GEO Wants Geothermal Declared a Carbon Offset

In building its case for GHPs, GEO emphasized the efficiency that the technology can bring to EPA’s expected mandates, and benefits of more widespread use by reducing fossil-fuels consumption, leveling utility loads, and cutting carbon emissions from existing power plants across the United States.

The Geothermal Exchange Organization (GEO) submitted comments to the U.S. Environmental Protection Agency (EPA) urging that renewable thermal energy and geothermal heat pumps (GHPs) be recognized in its proposed rulemaking under Section 111(d) of the U.S. Clean Air Act to cut carbon pollution from existing power plants. The proposed rule allows flexibility in meeting the agency’s desired emissions reductions across the nation, including renewable energy and energy efficiency.

In building its case for GHPs, GEO emphasized the efficiency that the technology can bring to EPA’s expected mandates, and benefits of more widespread use by reducing fossil-fuels consumption, leveling utility loads, and cutting carbon emissions from existing power plants across the United States.
 

“GHPs offer a unique and efficient renewable energy technology for heating and cooling that provides both renewable energy and efficiency offsets that can help EPA and the states attain their carbon emission reduction targets.”  — Doug Dougherty, GEO


“The encouragement of GHP technology is one of the few policy initiatives that can simultaneously and cost-effectively help states and EPA advance the concepts in Building Block 3 (with respect to renewables) and Building Block 4 (with respect to energy efficiency and reduction in demand),” said GEO President and CEO Doug Dougherty. “GEO asks that another, logical step be taken by EPA and ste clean air regulators: Specifically recognize within the 111(d) Final Rulemaking the role that renewable thermal energy can play in avoiding production of megawatts generated by existing power plants—thus offsetting their carbon and other polluting emissions.
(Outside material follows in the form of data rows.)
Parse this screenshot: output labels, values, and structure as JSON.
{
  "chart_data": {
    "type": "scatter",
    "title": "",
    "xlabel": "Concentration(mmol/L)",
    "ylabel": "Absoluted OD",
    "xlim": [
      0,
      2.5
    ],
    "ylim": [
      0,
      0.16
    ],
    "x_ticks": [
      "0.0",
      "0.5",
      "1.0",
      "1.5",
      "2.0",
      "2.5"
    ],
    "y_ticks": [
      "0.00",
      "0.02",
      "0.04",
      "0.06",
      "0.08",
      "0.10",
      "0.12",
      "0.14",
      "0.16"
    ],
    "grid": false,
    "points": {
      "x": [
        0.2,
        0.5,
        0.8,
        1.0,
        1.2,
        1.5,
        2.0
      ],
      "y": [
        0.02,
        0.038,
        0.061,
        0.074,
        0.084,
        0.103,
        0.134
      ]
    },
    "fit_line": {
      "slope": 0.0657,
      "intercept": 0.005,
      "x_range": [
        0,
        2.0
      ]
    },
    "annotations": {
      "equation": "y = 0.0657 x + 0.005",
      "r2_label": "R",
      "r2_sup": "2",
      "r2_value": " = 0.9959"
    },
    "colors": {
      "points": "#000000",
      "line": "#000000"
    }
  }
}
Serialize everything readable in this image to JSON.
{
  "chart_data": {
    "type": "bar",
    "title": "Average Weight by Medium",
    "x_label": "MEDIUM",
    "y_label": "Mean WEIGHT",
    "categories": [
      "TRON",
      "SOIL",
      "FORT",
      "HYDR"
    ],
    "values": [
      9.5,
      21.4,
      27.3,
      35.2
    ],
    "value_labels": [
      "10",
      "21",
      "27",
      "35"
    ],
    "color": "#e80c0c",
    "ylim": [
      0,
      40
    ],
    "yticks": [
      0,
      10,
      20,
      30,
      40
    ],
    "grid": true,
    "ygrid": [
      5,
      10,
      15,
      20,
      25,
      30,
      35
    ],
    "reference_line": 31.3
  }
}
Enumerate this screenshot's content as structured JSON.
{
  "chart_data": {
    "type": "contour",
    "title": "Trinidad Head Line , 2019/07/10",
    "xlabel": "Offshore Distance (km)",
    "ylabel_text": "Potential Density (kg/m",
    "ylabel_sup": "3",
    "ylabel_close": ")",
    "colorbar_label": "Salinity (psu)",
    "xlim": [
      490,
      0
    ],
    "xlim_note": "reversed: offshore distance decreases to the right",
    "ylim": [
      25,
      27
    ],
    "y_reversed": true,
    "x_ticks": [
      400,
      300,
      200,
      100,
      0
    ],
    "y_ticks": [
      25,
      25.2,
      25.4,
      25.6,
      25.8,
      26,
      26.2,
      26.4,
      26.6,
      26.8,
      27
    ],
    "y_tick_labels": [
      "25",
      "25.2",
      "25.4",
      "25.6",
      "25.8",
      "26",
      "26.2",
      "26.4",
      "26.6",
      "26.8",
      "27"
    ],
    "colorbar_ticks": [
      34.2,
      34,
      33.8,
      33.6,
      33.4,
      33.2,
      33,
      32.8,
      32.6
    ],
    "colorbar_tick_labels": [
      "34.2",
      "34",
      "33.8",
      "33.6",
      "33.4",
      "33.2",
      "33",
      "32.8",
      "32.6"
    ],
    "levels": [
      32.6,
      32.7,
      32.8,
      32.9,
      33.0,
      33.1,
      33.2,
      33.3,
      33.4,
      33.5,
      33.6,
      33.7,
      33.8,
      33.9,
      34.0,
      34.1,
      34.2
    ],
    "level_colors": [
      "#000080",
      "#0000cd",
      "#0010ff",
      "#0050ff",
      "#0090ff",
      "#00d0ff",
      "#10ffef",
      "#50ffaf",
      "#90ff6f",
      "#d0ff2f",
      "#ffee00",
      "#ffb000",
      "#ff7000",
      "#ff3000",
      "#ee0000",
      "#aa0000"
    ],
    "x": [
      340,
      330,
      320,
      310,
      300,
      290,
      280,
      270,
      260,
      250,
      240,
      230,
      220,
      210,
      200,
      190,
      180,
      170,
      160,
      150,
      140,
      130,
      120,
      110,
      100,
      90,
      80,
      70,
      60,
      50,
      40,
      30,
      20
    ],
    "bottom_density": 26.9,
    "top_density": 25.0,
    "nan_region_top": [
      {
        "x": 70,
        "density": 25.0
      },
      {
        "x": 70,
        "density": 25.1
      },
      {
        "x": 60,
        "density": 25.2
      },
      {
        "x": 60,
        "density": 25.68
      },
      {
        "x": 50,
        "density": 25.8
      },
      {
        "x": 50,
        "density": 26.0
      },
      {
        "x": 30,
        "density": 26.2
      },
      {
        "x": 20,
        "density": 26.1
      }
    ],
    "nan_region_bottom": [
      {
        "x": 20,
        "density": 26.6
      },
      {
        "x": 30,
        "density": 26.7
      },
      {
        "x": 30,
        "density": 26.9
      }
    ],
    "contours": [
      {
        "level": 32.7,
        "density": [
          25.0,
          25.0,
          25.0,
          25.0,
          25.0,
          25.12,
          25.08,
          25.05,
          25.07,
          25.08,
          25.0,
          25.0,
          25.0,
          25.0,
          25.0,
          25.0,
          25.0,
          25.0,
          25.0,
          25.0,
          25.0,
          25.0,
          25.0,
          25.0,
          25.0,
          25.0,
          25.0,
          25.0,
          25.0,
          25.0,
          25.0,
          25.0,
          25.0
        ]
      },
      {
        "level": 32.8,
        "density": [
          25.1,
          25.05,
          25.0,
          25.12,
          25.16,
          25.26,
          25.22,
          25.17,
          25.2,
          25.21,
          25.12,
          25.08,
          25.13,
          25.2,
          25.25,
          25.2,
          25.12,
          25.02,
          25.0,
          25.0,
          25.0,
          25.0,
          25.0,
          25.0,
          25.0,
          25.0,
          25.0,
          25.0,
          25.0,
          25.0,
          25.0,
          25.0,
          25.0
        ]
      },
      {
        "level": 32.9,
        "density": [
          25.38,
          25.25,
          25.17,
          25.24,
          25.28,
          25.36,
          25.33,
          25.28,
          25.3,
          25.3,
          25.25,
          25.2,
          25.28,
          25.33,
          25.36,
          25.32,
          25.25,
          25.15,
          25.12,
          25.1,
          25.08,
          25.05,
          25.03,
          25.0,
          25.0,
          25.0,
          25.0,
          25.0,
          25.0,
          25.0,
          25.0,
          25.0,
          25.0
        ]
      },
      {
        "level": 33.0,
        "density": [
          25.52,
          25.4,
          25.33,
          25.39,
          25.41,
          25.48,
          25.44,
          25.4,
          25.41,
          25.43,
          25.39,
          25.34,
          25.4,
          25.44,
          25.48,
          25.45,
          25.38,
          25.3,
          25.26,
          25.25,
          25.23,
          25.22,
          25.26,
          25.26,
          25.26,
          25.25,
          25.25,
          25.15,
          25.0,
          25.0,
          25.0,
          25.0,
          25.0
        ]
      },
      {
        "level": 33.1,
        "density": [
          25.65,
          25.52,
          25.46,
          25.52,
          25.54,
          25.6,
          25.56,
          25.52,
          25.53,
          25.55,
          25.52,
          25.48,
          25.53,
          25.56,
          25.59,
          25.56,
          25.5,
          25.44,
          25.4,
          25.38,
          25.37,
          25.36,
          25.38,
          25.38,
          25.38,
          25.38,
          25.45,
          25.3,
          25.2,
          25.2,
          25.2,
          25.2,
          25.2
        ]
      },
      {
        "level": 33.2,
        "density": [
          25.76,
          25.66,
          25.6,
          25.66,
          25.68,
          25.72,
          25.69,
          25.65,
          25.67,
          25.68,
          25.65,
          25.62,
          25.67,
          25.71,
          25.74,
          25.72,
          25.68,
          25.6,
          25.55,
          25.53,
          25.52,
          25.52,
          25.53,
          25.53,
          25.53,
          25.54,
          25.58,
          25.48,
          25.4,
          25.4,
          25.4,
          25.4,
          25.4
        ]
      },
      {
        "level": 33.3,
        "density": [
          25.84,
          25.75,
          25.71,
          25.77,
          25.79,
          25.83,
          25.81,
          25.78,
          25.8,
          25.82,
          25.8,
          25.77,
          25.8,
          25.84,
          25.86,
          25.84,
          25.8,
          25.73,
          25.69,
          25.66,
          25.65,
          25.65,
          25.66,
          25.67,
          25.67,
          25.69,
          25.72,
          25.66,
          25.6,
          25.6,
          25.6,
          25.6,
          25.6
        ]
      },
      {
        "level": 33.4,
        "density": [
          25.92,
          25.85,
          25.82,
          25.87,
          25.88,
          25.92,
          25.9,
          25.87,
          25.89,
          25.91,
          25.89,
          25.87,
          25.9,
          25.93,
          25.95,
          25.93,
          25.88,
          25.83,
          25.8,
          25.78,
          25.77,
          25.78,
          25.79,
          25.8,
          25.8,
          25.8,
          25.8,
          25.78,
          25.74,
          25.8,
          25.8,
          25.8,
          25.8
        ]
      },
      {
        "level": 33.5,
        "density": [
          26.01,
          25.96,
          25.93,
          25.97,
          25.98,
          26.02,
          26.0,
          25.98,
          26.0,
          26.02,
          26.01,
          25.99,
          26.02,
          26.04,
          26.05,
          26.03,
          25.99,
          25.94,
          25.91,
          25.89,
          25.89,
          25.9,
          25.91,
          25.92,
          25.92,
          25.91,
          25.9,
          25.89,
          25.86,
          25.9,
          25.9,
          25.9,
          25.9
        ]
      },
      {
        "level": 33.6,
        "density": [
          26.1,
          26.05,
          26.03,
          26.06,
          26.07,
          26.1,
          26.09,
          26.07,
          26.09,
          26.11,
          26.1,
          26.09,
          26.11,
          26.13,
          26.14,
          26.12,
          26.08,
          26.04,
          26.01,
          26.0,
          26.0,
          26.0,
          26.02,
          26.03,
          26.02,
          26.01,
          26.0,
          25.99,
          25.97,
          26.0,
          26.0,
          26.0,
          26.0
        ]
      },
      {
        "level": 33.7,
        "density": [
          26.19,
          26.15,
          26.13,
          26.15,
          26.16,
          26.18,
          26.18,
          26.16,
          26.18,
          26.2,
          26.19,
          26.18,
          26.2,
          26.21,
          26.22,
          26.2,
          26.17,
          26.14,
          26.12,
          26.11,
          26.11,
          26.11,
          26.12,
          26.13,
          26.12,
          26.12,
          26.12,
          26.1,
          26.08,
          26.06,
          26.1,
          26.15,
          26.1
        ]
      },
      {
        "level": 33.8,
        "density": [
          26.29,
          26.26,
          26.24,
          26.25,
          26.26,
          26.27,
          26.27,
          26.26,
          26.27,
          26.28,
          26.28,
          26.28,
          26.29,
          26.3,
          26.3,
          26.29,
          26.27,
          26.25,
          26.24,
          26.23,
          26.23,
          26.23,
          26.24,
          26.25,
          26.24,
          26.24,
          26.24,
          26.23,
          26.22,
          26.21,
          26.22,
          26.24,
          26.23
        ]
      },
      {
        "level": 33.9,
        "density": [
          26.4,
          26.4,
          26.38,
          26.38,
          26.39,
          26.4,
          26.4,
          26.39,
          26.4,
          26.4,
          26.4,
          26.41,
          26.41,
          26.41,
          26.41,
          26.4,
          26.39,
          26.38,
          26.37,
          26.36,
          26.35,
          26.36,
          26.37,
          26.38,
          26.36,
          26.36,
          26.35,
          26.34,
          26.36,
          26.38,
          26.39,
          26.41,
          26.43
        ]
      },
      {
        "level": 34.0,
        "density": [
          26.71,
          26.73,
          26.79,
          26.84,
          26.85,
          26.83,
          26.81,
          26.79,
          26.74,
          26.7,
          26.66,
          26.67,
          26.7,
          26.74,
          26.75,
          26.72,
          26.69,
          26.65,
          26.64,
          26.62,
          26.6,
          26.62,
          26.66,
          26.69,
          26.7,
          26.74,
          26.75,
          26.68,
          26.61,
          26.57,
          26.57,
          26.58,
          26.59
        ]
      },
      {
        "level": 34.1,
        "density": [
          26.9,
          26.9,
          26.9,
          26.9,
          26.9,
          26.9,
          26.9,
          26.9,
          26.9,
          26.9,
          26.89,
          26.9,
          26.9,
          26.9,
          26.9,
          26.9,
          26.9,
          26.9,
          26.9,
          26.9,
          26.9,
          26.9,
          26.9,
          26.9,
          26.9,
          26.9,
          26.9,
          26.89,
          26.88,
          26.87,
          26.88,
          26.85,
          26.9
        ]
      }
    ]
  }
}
GHPs should be specified among the most efficient renewable thermal energy technologies for accomplishing that goal.”

Complete copy of GEO’s comments urging EPA to consider thermal energy and GHPs as a renewable energy and efficiency offset under its proposed Section 111(d) rulemaking.
           
“Given the high proportion of energy and electricity used by buildings in the United States,” he continued, “GHPs offer a unique and efficient renewable energy technology for heating and cooling that provides both renewable energy and efficiency offsets that can help EPA and the states attain their carbon emission reduction targets.”
           
Seeking a partnership with EPA to cut pollution that degrades our health and contributes to climate change, Dougherty said, “Energy efficiency is the least-cost, lowest risk energy resource—and GHPs are the most energy efficient technology for satisfying the thermal loads of buildings. Our ability to use the earth for the exchange of free, renewable and readily available energy exchange to homes, buildings of all sizes and even district heating projects, is limitless. The technology is (proven and) waiting to be used…. Efficient use of geothermal energy for heating and cooling produces Negawatts, the cheapest units of energy produced and consumed.           
           
“It is of paramount importance for energy efficiency offsets to be implemented under EPA’s carbon reduction rulemaking. Those energy efficiency considerations should specifically include the benefits of renewable thermal energy technologies as a way to avoid power generation and therefore cut carbon emissions. A primary component of such plans must include GHPs.
           
“To ensure that the full potential of GHPs is realized toward the goal of carbon reductions, EPA must recognize that GHPs may increase electricity use, but at the same time replace heating and cooling systems that rely on natural gas, propane and fuel oil. Elimination of such onsite fossil fuel use can be an important offset to carbon emissions by power plants. EPA should consider both the renewable thermal energy (BTUs) that GHPs can provide in lieu of electricity generation and the elimination of fossil-fuel burning for heating and cooling of buildings.
           
“GEO asks that EPA’s Final 111(d) Rulemaking specifically include renewable thermal energy technologies—including GHPs—as a utility compliance option for the states. GHPs can be flexibly incorporated into utility, state and multi-state carbon emission reduction programs as appropriate tools to reduce consumer energy costs and cut greenhouse gas emissions.”